The following is the first in a multi-part series on former Speaker Newt Gingrich’s speech to the Values Voter Summit
Presidential candidate Newt Gingrich just completed one of the most radical speeches ever delivered by a presidential candidate on the judiciary. Gingrich’s speech calls for a radical reshaping of our constitutional democracy, eliminating the judiciary’s power to make binding constitutional decisions. He promises to openly defy Supreme Court decisions he disagrees with, and pledges to intimidate judges who dare to part ways with the Constitution According To Newt.

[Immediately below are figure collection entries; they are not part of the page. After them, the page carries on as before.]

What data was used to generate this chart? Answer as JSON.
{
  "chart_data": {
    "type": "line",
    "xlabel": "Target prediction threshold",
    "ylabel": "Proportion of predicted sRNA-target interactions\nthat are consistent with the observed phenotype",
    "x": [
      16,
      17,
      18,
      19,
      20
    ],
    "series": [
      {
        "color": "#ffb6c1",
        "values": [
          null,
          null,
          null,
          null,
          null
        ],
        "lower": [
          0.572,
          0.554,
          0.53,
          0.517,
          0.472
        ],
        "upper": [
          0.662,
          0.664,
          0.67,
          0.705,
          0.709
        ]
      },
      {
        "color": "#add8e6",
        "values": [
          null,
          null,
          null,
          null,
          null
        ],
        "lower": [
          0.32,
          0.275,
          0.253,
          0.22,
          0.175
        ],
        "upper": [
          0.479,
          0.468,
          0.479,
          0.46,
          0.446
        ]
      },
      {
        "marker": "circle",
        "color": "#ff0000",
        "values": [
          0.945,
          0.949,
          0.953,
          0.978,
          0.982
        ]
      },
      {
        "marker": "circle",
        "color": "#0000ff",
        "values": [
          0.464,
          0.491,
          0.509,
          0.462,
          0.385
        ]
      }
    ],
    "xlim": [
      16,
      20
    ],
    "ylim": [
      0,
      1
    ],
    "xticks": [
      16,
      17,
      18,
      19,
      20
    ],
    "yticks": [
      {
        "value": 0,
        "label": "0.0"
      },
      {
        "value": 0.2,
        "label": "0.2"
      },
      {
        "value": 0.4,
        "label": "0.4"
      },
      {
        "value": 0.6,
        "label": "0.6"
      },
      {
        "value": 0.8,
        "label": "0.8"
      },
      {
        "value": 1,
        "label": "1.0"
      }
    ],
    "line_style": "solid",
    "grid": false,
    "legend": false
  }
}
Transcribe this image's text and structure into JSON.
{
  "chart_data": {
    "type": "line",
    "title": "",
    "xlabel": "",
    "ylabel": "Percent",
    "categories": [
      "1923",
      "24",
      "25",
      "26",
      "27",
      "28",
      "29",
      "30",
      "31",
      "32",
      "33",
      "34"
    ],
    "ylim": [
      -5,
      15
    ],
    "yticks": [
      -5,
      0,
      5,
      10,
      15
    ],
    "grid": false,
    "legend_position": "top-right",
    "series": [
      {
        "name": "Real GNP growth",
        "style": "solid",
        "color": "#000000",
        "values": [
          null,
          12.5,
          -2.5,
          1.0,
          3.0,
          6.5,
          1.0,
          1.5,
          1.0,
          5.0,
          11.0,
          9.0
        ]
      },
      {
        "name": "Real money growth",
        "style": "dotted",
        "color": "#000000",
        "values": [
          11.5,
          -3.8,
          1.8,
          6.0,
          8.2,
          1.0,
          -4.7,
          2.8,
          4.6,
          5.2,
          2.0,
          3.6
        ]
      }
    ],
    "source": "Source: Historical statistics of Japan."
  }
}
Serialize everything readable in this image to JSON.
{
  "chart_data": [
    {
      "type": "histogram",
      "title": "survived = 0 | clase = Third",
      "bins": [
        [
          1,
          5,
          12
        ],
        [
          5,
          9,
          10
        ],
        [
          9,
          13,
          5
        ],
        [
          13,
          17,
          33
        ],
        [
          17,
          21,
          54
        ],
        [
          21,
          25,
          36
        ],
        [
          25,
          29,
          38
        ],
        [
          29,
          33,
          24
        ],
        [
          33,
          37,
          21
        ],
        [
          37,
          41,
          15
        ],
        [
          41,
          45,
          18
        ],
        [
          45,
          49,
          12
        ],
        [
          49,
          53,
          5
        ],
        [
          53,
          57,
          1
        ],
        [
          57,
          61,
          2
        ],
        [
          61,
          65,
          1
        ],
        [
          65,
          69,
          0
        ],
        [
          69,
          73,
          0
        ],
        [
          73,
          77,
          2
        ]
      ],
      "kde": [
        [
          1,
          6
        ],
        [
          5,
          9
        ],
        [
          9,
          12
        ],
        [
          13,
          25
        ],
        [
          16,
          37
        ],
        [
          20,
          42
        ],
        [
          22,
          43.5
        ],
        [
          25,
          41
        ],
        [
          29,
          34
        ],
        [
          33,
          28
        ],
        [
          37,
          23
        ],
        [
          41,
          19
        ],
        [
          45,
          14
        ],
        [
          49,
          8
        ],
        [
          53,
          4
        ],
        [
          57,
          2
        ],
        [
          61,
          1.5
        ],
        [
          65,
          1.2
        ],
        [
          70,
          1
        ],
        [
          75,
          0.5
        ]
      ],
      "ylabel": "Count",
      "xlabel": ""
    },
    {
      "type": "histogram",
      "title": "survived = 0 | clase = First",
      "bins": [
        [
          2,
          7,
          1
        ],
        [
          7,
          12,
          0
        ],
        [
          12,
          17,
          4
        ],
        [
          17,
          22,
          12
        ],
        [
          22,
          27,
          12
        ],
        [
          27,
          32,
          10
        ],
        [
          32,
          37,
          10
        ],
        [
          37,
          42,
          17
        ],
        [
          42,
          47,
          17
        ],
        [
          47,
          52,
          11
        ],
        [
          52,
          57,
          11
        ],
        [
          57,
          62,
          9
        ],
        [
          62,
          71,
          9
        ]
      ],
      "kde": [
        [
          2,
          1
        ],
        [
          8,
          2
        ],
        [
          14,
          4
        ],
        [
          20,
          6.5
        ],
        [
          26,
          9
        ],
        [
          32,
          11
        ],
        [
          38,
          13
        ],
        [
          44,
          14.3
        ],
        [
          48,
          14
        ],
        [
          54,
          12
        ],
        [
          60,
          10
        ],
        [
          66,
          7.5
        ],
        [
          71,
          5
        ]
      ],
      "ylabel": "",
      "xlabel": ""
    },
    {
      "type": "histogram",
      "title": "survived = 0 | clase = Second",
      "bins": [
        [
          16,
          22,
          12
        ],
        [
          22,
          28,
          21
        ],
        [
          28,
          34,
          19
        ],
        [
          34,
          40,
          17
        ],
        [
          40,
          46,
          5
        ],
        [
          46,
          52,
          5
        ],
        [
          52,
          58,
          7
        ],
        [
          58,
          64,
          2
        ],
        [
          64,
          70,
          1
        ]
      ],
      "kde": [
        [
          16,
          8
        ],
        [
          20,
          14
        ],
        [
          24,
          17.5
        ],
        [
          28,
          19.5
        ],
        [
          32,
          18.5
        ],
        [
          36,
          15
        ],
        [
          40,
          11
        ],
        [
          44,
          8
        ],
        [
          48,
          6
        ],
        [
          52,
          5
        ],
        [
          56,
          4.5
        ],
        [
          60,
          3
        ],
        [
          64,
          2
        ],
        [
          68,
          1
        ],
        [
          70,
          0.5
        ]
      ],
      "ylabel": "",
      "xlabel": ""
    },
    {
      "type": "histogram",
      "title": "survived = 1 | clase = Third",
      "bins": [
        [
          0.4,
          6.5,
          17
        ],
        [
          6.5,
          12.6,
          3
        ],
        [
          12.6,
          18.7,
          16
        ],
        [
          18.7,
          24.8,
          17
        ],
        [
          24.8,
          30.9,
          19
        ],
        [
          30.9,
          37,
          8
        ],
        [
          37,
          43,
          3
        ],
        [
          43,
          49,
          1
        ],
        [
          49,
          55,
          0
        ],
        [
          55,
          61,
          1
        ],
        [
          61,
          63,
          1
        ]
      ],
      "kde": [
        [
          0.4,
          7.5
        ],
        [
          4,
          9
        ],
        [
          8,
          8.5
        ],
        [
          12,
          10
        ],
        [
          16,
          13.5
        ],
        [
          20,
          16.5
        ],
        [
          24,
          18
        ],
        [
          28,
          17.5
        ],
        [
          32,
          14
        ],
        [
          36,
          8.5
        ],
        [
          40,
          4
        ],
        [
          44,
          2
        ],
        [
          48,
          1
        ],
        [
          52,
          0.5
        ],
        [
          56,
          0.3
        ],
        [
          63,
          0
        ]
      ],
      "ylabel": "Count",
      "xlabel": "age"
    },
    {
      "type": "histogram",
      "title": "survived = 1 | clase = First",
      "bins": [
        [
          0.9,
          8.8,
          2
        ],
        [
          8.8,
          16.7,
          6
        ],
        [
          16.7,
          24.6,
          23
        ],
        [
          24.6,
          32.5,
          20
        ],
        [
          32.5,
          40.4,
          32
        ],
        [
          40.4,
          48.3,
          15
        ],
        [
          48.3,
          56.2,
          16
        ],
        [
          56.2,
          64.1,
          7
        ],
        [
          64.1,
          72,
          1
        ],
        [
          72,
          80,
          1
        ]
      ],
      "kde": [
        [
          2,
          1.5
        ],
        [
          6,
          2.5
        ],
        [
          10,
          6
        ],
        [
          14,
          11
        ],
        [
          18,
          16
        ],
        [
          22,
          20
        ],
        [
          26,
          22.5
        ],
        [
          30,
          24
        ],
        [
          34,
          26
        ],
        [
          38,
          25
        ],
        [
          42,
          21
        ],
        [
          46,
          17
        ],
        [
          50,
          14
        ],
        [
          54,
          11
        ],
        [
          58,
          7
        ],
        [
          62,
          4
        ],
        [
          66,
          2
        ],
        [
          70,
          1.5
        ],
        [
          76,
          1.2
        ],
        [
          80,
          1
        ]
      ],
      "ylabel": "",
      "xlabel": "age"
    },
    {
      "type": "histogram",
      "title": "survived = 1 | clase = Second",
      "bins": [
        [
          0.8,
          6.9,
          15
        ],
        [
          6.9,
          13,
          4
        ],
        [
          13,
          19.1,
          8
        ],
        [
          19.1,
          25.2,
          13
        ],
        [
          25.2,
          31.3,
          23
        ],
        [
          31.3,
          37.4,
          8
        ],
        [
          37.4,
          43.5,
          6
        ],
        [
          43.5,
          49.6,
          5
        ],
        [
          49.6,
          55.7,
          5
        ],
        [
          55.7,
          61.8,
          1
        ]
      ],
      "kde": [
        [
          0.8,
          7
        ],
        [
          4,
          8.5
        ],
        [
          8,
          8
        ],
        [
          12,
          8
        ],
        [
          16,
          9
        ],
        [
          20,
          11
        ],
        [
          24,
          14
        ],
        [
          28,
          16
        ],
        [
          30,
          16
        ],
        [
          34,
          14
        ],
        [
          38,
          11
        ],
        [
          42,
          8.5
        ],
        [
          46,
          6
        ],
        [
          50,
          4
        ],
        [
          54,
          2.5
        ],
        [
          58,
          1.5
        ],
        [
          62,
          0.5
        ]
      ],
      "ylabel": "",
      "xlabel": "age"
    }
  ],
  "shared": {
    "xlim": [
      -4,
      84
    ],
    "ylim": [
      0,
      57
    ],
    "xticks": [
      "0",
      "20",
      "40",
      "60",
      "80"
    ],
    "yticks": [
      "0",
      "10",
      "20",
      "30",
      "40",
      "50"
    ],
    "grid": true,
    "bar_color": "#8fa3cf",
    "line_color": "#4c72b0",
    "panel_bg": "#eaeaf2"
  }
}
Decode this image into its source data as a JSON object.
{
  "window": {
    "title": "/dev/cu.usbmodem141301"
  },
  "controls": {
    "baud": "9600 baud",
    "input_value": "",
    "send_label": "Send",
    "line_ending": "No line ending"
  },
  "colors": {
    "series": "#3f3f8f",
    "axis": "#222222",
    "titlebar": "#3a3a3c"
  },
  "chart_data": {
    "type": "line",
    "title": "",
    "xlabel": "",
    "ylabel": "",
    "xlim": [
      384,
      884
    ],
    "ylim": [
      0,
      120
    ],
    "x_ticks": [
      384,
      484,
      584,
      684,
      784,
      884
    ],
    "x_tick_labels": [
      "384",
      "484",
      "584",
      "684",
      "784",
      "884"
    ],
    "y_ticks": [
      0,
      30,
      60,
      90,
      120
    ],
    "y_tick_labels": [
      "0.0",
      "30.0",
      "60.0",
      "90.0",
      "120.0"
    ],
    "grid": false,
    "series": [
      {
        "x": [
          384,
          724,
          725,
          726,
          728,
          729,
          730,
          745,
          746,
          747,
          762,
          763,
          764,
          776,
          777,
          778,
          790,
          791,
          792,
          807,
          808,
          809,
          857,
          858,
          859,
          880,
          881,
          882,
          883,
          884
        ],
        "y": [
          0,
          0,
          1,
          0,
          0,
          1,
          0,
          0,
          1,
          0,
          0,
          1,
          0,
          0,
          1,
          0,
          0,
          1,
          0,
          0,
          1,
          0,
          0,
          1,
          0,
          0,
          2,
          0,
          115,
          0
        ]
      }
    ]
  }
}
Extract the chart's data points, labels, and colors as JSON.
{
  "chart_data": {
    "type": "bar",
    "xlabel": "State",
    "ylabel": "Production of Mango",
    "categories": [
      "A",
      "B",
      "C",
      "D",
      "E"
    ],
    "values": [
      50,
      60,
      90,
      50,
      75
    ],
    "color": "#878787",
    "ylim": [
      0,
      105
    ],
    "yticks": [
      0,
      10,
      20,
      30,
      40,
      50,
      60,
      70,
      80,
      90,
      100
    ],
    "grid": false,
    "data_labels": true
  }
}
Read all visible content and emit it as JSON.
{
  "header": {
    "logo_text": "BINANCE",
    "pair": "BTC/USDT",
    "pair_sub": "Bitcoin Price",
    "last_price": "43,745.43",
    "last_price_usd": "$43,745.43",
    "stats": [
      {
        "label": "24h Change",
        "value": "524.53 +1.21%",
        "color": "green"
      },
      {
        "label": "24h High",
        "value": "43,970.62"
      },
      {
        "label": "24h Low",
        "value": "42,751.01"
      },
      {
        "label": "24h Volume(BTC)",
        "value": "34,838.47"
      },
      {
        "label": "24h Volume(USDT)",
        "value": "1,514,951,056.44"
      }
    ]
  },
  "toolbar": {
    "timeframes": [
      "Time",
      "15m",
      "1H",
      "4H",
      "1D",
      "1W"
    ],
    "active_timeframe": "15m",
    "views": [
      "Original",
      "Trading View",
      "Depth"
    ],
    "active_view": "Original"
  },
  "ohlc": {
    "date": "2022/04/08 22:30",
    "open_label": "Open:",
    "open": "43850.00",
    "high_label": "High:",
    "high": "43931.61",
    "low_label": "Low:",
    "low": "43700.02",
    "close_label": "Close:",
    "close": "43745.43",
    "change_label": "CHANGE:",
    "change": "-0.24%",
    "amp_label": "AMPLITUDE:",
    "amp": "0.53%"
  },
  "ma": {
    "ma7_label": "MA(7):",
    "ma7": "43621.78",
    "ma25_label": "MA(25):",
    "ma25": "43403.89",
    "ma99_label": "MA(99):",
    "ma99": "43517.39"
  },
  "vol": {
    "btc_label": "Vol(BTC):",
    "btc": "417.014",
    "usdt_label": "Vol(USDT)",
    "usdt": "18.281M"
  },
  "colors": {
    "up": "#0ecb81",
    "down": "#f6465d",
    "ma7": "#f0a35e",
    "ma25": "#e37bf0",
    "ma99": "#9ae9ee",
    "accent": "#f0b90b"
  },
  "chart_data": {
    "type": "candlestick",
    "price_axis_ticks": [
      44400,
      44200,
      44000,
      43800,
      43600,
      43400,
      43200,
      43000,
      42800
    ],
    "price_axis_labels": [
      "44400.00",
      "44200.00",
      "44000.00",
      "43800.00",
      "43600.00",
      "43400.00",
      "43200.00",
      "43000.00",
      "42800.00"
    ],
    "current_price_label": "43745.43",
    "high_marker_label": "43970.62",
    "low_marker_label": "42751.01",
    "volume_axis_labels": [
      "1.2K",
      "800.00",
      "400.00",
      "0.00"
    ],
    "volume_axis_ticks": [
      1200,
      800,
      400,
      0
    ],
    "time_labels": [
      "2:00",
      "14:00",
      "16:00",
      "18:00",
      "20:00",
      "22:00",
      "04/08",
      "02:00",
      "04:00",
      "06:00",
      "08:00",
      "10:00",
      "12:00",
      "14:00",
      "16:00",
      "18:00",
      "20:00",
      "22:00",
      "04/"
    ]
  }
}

Newt begins his speech with a rant about an unspecified 1958 Supreme Court decision which, he claims, wrongly created a doctrine of “judiciary supremacy”:
Imagine that, by a 5-4 vote, the Supreme Court decided that 2+2=5. Under the current theory, which the Warren Court promulgated in 1958, the only effective recourse would be either a) to get a future Supreme Court to reverse them, or b) to pass a constitutional amendment declaring 2+2=4. . . . This is an absurdity, foisted on us in 1958 by an historic lie. There is no judicial supremacy, it does not exist in the American Constitution.
What Gingrich labels “judicial supremacy” is merely the Supreme Court’s authority to be the final word on constitutional interpretation, and this authority was recognized long before 1958. Indeed, it was first announced by the Supreme Court’s landmark 1803 decision in Marbury v. Madison‘s declaration that “[i]t is emphatically the duty of the Judicial Department to say what the law is.” By questioning Marbury, Gingrich questions the very foundation of constitutional governance. If an independent judiciary cannot issue binding constitutional rulings, then the Constitution as a whole is meaningless because the only thing enforcing it is the willingness of government officials to comply with it completely voluntarily.
Additionally, Gingrich’s bizarre citation to the year 1958 turns out to be very revealing of what America would look like under Gingrich’s impotent Constitution.
A white paper published on Gingrich’s campaign website names Cooper v. Aaron as the 1958 case Gingrich finds so very offensive. In Cooper, Arkansas’ governor and state legislature decreed that the state was not bound by Brown v. Board of Education, and pledged to resist efforts to desegregate public schools. Eventually, they even called out the Arkansas National Guard to keep African-Americans from entering Little Rock’s Central High School. In a rare unanimous opinion signed by every single justice, Cooper held that lawmakers have no right to openly defy the Constitution in this manner:
[W]e should answer the premise of the actions of the Governor and Legislature that they are not bound by our holding in the Brown case. It is necessary only to recall some basic constitutional propositions which are settled doctrine.
Article VI of the Constitution makes the Constitution the “supreme Law of the Land.” In 1803, Chief Justice Marshall, speaking for a unanimous Court, referring to the Constitution as “the fundamental and paramount law of the nation,” declared in the notable case of Marbury v. Madison that “It is emphatically the province and duty of the judicial department to say what the law is.” This decision declared the basic principle that the federal judiciary is supreme in the exposition of the law of the Constitution, and that principle has ever since been respected by this Court and the Country as a permanent and indispensable feature of our constitutional system. . . . Every state legislator and executive and judicial officer is solemnly committed by oath taken pursuant to Art. VI, cl. 3, “to support this Constitution.”
So when Gingrich lashes out against what he calls “judicial supremacy,” it is important understand exactly what he is saying. Newt believes that the governor of Arkansas was right, and the Supreme Court was wrong, about who had the last word in deciding whether African-American children can attend integrated schools.